Colocar o primeiro título de Copa do Mundo da Itália totalmente na conta dos erros de arbitragem que favoreceram os azzurri e na influência política ou nas ameaças do regime fascista de Benito Mussolini seria reproduzir um discurso fácil e sem aderência à realidade. A Nazionale de 1934 era um time muito forte e, mesmo assim, teve grandes dificuldades para se impor sobre adversárias que também contavam com nomes históricos em seu elenco. Aquela competição foi duríssima e a final, contra a Checoslováquia, foi um retrato fiel dos percalços que os italianos tiveram de superar para levantarem a Taça Jules Rimet.

Anfitriã daquela Copa, a Itália teve facilidade apenas na estreia, quando encarou os Estados Unidos e goleou por 7 a 1. Na sequência, nas quartas, empatou com a Espanha e precisou de um jogo extra para seguir em frente.
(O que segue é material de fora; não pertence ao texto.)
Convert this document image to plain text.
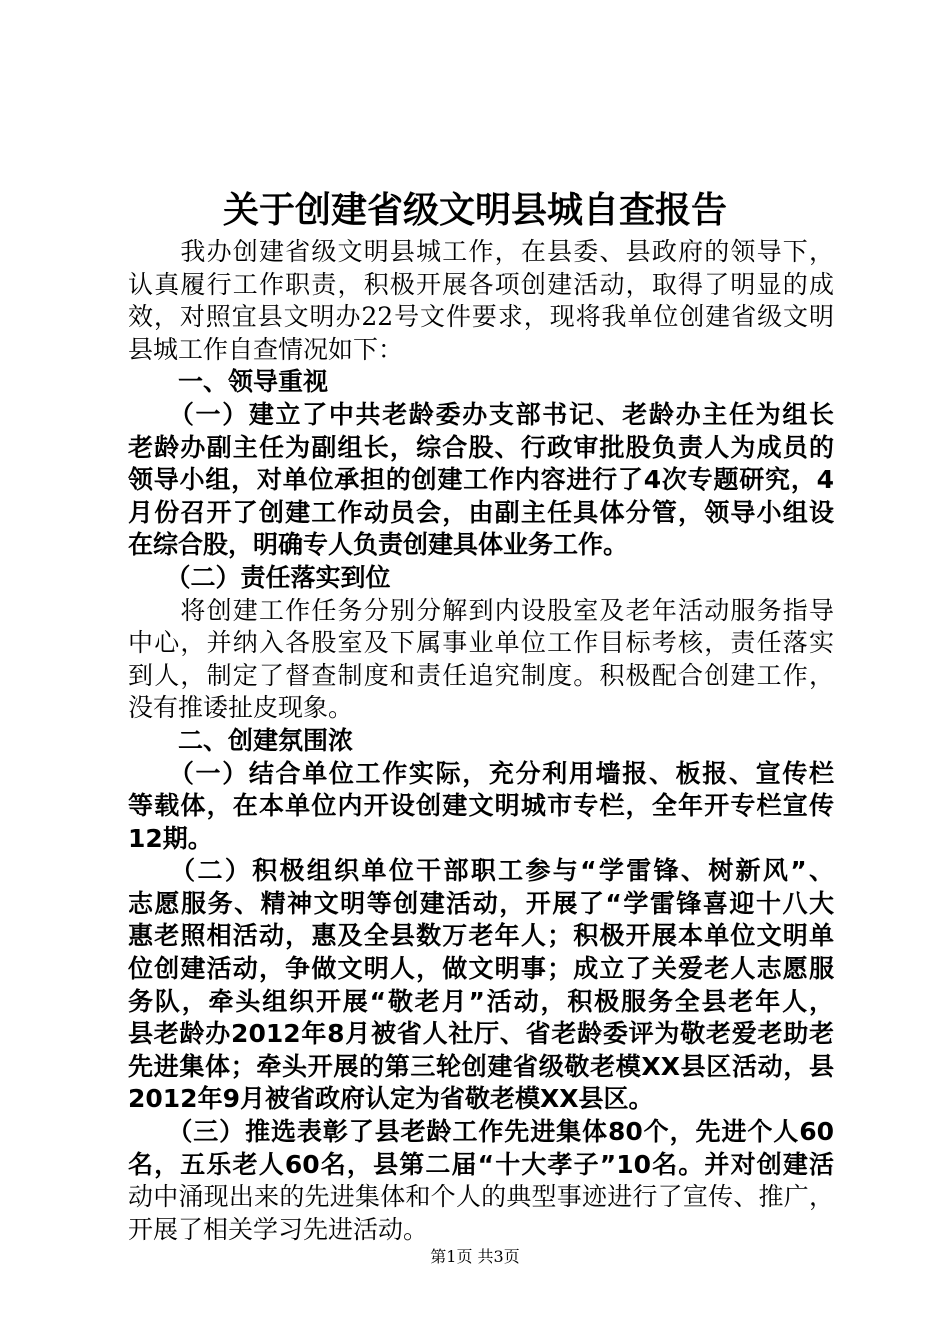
关于创建省级文明县城自查报告
　　我办创建省级文明县城工作，在县委、县政府的领导下，
认真履行工作职责，积极开展各项创建活动，取得了明显的成
效，对照宜县文明办22号文件要求，现将我单位创建省级文明
县城工作自查情况如下：
　　一、领导重视
　　（一）建立了中共老龄委办支部书记、老龄办主任为组长
老龄办副主任为副组长，综合股、行政审批股负责人为成员的
领导小组，对单位承担的创建工作内容进行了4次专题研究，4
月份召开了创建工作动员会，由副主任具体分管，领导小组设
在综合股，明确专人负责创建具体业务工作。
　　（二）责任落实到位
　　将创建工作任务分别分解到内设股室及老年活动服务指导
中心，并纳入各股室及下属事业单位工作目标考核，责任落实
到人，制定了督查制度和责任追究制度。积极配合创建工作，
没有推诿扯皮现象。
　　二、创建氛围浓
　　（一）结合单位工作实际，充分利用墙报、板报、宣传栏
等载体，在本单位内开设创建文明城市专栏，全年开专栏宣传
12期。
　　（二）积极组织单位干部职工参与“学雷锋、树新风”、
志愿服务、精神文明等创建活动，开展了“学雷锋喜迎十八大
惠老照相活动，惠及全县数万老年人；积极开展本单位文明单
位创建活动，争做文明人，做文明事；成立了关爱老人志愿服
务队，牵头组织开展“敬老月”活动，积极服务全县老年人，
县老龄办2012年8月被省人社厅、省老龄委评为敬老爱老助老
先进集体；牵头开展的第三轮创建省级敬老模XX县区活动，县
2012年9月被省政府认定为省敬老模XX县区。
　　（三）推选表彰了县老龄工作先进集体80个，先进个人60
名，五乐老人60名，县第二届“十大孝子”10名。并对创建活
动中涌现出来的先进集体和个人的典型事迹进行了宣传、推广，
开展了相关学习先进活动。
第1页 共3页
Ali começaram as decisões arbitrais que, mais tarde, seriam utilizadas como supostos indícios da sombra do fascismo sobre o resultado da competição – ainda que nenhuma prova tenha sido apresentada para mostrar por quais motivos os apitadores tenham sido mais caseiros do que geralmente eram em outras paragens naqueles tempos. Em seguida, a arbitragem da vitória da Nazionale sobre a forte seleção da Áustria, na semifinal, também foi contestada.

Nos tempos do fascismo, a Itália utilizava o fascio littorio no escudo e fazia a saudação romana: na final, diante de Mussolini, não foi diferente (LaPresse)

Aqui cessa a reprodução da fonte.